Monitoring Ray jobs with metrics - Amazon Glue
Services or capabilities described in Amazon Web Services documentation might vary by Region. To see the differences applicable to the China Regions, see Getting Started with Amazon Web Services in China (PDF).

Monitoring Ray jobs with metrics

You can monitor Ray jobs using Amazon Glue Studio and Amazon CloudWatch. CloudWatch collects and processes raw metrics from Amazon Glue with Ray, which makes them available for analysis. These metrics are visualized in the Amazon Glue Studio console, so you can monitor your job as it runs.

For a general overview of how to monitor Amazon Glue, see Monitoring Amazon Glue using Amazon CloudWatch metrics. For a general overview of how to use CloudWatch metrics that are published by Amazon Glue, see Monitoring with Amazon CloudWatch.

Monitoring Ray jobs in the Amazon Glue console

On the details page for a job run, below the Run details section, you can view pre-built aggregated graphs that visualize your available job metrics. Amazon Glue Studio sends job metrics to CloudWatch for every job run. With these, you can build a profile of your cluster and tasks, as well as access detailed information about each node.

For more information about available metrics graphs, see Viewing Amazon CloudWatch metrics for a Ray job run.

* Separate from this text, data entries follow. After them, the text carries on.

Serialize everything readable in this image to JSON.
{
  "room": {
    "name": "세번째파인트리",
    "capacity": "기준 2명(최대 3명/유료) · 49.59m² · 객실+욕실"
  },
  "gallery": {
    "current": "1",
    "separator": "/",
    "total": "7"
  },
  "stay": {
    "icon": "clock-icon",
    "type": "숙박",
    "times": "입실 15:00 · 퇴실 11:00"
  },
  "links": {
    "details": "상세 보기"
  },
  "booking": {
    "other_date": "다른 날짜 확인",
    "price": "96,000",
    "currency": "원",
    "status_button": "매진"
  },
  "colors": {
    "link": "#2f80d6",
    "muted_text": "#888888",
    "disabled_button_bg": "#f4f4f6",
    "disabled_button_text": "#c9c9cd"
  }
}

Overview of Ray jobs metrics in CloudWatch

We publish Ray metrics when detailed monitoring is enabled in CloudWatch. Metrics are published to the Glue/Ray CloudWatch namespace.

  • Instance metrics

    We publish metrics about the CPU, memory and disk utilization of instances assigned to a job. These metrics are identified by features such as ExecutorId, ExecutorType and host. These metrics are a subset of the standard Linux CloudWatch agent metrics. You can find information about metric names and features in the CloudWatch documentation. For more information, see Metrics collected by the CloudWatch agent.

  • Ray cluster metrics

    We forward metrics from the Ray processes that run your script to this namespace, then provide those most critical for you. The metrics that are available might differ by Ray version. For more information about which Ray version your job is running, see Amazon Glue versions.

    Ray collects metrics at the instance level. It also provides metrics for tasks and the cluster. For more information about Ray's underlying metric strategy, see Metrics in the Ray documentation.

Note

We don't publish Ray metrics to the Glue/Job Metrics/ namespace, which is only used for Amazon Glue ETL jobs.